First things first, if your web hosting service provider doesn't allow you to download the raw log file, just go away. You need the raw log file to study and improve your web site performance.
What's A Log File?
Every time someone visits a page on your site, a record is made into the log file, which is saved on your server. You can find some interesting and useful information about the visitors in the log file.
Though log file formats vary, here I discuss the common elements.
Here's the contents of a single line of the log file from this site.
220.127.116.11 - - [03/Jul/2003:06:39:23 -0400] "GET / HTTP/1.1" 200 15549 "http://www.working-at-home-business.com" "Mozilla/4.0 (compatible; MSIE 6.0; Windows NT 5.0; http://www.working-at-home-business.com)"
Let´s see what's inside one by one.
User IP Address
This is the IP address of the visitor to our site. It tells you where the visitor is from. If you do a reverse DNS look-up on this IP number at DNS Stuff the result is bbcache-9.singnet.com.sg which belongs to "Singapore Telecommunications Pte Ltd". You really can't go further than that to identify a particular person. Otherwise, the Internet would be too dangerous. ;)
Yeah, that visitor was myself.
The exact time of the visit. Combined with the IP address, it enables you to follow a particular visitor sequentially from page to page on your site. More on this later.
This is the number of hours from Greenwich Mean Time (GMT). So in our example the offset is 4 hours from GMT.
"GET / HTTP/1.1"
This is either GET or POST. Except for a few CGI programs, this will typically be GET. That is, get a web page or an image that goes on that page.
This line records a command from my own browser to GET a web page from the root directory (Notice the slash "/"after GET) using a protocol named HTTP/1.1. This is the index page of our web site.
"GET /web-promotion/index.shtml HTTP/1.1"
It records a request of this URL:
The next item tells whether the action was successful or not. Our example is a return code of 200, which means "Successful Loaded". You've probably got the dreaded 404 "File Not Found" error code when the web page you were trying to find wasn't at that URL, so these return codes aren't entirely new to you.
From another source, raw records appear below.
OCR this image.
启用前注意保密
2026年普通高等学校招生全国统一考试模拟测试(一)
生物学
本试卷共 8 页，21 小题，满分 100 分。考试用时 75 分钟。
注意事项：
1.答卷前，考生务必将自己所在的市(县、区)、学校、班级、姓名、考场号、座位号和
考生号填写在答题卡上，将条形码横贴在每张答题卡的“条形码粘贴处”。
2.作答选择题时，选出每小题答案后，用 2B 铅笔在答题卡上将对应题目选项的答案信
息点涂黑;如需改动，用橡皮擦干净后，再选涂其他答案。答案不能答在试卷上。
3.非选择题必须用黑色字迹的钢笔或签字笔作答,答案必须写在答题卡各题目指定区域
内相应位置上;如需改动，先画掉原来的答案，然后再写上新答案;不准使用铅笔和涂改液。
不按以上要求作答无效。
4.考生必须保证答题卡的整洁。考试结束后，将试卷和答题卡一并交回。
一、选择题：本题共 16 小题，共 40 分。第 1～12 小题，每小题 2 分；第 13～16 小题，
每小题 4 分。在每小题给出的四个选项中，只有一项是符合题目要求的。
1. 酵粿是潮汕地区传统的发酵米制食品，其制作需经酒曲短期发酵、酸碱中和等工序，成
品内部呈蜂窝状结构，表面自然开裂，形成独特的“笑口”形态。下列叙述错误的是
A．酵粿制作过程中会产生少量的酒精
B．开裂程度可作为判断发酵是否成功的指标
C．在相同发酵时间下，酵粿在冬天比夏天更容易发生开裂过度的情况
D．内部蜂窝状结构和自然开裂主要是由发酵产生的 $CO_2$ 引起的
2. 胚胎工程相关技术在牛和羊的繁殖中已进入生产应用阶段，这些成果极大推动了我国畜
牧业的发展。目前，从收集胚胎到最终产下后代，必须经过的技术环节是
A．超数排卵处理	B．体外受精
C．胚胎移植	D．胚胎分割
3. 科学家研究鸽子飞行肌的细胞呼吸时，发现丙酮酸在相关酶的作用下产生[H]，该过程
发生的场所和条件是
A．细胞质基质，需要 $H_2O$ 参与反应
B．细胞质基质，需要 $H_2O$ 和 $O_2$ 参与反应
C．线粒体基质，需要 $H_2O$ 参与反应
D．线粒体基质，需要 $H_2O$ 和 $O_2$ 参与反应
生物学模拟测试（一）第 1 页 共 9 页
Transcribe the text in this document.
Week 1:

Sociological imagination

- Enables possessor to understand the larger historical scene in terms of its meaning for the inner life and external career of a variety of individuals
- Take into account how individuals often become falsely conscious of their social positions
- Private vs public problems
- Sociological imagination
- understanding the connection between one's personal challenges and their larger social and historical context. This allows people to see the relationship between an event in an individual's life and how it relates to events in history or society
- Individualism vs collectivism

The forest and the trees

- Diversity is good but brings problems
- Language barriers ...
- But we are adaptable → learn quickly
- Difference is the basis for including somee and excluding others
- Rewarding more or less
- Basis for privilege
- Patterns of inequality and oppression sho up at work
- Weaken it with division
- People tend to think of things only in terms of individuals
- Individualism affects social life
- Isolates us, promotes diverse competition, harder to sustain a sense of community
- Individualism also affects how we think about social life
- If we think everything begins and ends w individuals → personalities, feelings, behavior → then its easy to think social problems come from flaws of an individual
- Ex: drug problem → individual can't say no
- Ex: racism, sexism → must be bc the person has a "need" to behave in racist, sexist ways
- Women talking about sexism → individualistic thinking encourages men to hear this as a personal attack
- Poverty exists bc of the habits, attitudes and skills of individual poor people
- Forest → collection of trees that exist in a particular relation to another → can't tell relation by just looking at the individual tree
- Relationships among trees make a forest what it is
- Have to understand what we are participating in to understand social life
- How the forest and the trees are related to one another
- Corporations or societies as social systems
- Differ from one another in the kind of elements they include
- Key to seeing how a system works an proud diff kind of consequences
Other common return codes include:
400 - Bad Request 401- Authorization Required 403 - Forbidden 500 - Internal Server Error
This is the size of the file sent, in this case 15549 bytes.
This tells us the web page where the visitor came from. In our example http://www.working-at-home-business.com ,which is also run by us.
You will find another extremely important piece of information here: the keywords by which your visitors found you. For example:
It tells you someone found this page at Yahoo, using the keywords "web hosting singapore".
By studying referrer information, you will know exactly which search engine brings your how many visitors, what they were looking for when they found your site, which links partner is more valuable...then you will know how to spend your advertising dollars wisely.
"Mozilla/4.0 (compatible; MSIE 6.0; Windows NT 5.0; http://www.working-at-home-business.com)"
The final field in the log file tells you what web browser and operating system the visitor is using.
Mozilla is a code name that indicates the browser is Netscape-compatible. In this case, the visitor was using IE6.0 on a Windows NT operating system.
Why my URL is at the end again? Just a little fun. I customized my browser a bit. You won't see it anywhere else unless I did visit your web site. ;)
Tracing A Visitor
Here comes the more interesting part. Lets take a closer look at the log file and see how a visitor passes through your site. I will be abbreviating the log file to simplify this for you.
03/Jul/2003:06:39:23 GET / 03/Jul/2003:06:39:52 GET /web-hosting/index.shtml 03/Jul/2003:06:40:36 GET /newsletter/index.shtml 03/Jul/2003:06:41:04 POST /cgi-bin/followup/auto_followup.pl 03/Jul/2003:06:41:05 GET /newsletter/subscribed.shtml 03/Jul/2003:06:41:27 GET /support/index.shtml 03/Jul/2003:06:41:38 GET /support/log.shtml
First, the visitor went to the homepage of Singapore Web Hosting, then web hosting section to find out more about web hosting package. And then looked at newsletter page and filled up the subscription form. Our CGI script processed the form and the visitor was redirected to "thank you for subscription" page. This visitor continued reading some articles in support section.
I´ve skipped all the requests for images.
Why should you analyze a visitor´s path? Because only when you do that, you begin to discover how a visitor uses your site: which door and from where she comes in, what interests her most, and where she leaves. Lots of small scientific observations will add up to an accurate picture of what a visitor actually does on your site.
That information is priceless if your goal is to optimize the experience, and lead your visitor to the most important parts of your site.